Truth is that nothing in the genetic code of pro wrestling says that it has to be garbage, but the people in charge of most of the big and influential companies have awful track records when it comes to the things that make entertainment progressive and not recursive. So maybe all wrestling companies, starting from the bottom and working up to the big fish, ought not to handle sex at all for awhile. Since it's clear no one can really handle interpersonal and intimate relationships between the sexes (or among same sexes given the nasty history of the portrayal of lesbianism in various companies), then maybe it should be retired as a trope for a little while. No promises of HLA, no fated love triangles, no women threatening to show their bosom as a distraction, and ESPECIALLY no commentary of a male wrestler wailing on a female one by describing it as her "asking for it." All of it needs to disappear from every company until relationships and sex can be written into stories in a way that doesn't leave decent people with their skin crawling.
Once sex is removed from promoters' arsenals as a toy that a toddler misuses is taken from him or her, then the other problems can start to be addressed.
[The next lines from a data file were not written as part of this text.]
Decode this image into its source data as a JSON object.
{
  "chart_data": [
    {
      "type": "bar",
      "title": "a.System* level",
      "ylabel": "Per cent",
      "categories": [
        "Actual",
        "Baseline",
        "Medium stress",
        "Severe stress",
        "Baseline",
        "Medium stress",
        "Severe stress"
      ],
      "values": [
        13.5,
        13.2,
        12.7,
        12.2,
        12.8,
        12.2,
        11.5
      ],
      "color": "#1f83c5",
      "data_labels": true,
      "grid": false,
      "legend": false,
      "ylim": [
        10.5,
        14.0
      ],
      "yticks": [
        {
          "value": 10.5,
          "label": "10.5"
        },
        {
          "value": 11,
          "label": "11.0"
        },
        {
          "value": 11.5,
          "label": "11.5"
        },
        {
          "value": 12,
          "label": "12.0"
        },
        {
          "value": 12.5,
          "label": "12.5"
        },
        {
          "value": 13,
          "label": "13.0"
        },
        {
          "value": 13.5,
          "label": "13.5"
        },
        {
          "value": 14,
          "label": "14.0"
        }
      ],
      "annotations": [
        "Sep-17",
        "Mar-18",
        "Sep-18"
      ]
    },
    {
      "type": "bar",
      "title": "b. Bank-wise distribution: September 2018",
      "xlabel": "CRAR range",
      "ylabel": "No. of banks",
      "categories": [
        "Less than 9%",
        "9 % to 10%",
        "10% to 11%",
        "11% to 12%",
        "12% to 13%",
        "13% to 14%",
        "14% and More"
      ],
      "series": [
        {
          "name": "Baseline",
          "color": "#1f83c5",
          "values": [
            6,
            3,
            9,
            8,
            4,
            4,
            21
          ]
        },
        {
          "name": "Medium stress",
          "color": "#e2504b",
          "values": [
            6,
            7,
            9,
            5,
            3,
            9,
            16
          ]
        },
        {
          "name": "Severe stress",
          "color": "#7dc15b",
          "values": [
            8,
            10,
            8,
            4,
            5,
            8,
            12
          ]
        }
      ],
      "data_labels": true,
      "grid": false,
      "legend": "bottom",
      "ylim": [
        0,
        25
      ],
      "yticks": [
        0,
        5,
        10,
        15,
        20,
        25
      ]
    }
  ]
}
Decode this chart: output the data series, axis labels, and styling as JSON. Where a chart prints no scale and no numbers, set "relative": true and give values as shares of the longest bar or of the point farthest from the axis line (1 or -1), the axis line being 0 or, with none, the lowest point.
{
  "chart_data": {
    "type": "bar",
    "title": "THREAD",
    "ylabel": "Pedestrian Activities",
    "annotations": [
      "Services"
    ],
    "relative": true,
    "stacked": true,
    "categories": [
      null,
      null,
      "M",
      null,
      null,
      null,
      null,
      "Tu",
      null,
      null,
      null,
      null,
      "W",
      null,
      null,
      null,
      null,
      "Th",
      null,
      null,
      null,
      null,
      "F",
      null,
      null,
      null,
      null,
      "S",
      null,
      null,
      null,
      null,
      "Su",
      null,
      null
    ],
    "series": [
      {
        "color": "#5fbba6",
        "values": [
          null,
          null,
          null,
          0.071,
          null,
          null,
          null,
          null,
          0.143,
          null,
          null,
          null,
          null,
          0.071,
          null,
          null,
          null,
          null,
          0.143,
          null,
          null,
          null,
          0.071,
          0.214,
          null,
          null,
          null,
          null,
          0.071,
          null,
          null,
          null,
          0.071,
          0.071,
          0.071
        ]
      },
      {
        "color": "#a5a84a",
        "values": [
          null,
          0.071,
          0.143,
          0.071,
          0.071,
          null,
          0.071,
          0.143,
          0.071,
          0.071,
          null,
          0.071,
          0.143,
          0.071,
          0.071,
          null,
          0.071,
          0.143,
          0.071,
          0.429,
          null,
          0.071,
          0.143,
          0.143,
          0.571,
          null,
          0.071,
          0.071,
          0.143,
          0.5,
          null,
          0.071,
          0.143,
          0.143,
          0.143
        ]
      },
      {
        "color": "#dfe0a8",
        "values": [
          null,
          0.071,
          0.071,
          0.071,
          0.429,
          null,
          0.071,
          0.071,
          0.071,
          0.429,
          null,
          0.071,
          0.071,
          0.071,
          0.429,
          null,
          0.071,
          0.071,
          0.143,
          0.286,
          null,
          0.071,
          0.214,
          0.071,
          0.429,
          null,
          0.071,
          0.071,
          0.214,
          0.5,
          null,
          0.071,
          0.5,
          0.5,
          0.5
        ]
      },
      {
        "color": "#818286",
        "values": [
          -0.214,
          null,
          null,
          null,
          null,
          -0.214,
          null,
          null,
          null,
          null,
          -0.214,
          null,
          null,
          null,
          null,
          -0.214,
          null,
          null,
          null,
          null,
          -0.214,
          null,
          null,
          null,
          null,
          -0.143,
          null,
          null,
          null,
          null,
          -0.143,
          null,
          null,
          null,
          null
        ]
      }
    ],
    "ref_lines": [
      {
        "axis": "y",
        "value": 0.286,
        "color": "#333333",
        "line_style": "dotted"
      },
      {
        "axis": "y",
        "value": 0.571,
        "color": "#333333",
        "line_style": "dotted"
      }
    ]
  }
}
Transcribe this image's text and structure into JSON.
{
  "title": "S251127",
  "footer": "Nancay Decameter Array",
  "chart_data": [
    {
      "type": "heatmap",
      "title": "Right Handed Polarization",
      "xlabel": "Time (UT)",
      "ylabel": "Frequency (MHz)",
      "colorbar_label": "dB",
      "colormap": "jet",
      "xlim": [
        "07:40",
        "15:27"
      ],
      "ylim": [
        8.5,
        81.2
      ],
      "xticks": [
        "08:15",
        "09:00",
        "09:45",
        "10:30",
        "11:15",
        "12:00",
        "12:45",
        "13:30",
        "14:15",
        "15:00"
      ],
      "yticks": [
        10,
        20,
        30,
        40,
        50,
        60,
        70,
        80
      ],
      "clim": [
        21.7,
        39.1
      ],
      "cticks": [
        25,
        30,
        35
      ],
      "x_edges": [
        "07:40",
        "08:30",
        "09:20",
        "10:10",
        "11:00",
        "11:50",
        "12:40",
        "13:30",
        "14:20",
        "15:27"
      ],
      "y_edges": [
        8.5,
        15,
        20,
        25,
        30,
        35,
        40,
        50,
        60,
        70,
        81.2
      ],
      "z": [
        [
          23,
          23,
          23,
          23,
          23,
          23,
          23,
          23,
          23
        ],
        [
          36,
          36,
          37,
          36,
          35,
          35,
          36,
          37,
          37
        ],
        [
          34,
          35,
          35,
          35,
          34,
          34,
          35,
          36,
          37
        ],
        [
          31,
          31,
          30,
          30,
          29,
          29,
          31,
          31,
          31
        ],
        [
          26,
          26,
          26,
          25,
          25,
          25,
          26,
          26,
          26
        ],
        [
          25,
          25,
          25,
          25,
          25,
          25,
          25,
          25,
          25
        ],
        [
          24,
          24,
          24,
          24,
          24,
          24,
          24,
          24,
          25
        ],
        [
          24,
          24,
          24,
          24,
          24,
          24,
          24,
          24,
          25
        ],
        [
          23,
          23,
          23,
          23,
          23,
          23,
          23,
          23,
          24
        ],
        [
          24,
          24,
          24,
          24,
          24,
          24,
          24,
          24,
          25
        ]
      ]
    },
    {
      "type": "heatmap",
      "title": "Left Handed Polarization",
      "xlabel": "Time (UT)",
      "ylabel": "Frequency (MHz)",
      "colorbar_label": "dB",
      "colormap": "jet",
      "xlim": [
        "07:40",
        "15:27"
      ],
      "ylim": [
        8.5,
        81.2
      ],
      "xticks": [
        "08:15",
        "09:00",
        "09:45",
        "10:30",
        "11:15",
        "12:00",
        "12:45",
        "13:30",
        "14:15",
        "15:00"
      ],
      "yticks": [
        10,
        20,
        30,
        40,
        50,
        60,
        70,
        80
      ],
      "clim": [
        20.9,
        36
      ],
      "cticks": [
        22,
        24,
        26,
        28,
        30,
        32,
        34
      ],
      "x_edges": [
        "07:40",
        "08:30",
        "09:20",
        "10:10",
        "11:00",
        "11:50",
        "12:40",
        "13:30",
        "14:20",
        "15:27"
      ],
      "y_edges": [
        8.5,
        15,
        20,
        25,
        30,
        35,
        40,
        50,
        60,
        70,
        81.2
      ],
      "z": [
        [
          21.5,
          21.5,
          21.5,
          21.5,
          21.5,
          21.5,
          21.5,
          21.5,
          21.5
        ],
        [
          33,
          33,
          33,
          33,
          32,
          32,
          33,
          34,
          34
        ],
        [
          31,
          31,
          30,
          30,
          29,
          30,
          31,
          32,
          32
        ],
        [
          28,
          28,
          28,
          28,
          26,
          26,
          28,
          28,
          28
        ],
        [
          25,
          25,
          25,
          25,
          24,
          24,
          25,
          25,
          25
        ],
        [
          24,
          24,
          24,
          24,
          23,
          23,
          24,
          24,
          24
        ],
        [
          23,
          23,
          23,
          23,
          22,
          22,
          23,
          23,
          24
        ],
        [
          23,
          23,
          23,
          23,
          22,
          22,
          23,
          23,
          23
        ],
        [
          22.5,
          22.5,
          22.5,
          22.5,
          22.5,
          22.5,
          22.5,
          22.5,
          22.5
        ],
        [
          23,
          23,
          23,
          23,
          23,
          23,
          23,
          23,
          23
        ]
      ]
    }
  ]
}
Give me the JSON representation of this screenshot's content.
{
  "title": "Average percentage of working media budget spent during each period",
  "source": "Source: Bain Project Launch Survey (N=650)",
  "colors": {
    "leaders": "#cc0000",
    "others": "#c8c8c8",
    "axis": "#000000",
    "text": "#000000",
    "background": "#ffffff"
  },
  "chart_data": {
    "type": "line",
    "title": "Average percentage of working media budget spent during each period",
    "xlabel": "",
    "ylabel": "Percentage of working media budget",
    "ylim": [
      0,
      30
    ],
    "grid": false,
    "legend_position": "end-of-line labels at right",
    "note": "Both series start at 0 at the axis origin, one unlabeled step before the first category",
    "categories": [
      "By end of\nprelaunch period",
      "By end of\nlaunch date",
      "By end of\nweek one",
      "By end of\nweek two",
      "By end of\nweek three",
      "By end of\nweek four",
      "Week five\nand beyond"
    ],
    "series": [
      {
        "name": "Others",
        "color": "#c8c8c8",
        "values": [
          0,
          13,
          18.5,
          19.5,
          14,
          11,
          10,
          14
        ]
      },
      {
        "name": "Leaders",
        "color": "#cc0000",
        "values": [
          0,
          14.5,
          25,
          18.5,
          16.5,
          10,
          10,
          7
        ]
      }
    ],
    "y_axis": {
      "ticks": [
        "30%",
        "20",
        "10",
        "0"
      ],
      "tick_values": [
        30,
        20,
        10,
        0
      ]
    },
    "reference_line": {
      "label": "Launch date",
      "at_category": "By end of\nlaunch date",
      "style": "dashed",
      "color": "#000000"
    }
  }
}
The hand-wringing over Juicy Product winning the WSU Tag Team Championships might seem like it's as daunting as the problematic blowjob theater was, but in reality, it's far more innocuous and probably will end in a healthier manner even if it's far from the ideal. However, in no world is implied forced fellatio okay, not even for a second. It's sad proof that DJ Hyde is far from ready to handle sex in a healthy manner, and it's a stark reminder that most other promotions aren't too far ahead of his. The only way to rectify it is to remove it from the equation altogether, at least for as long as the current crop of promoters is in charge of the respective companies.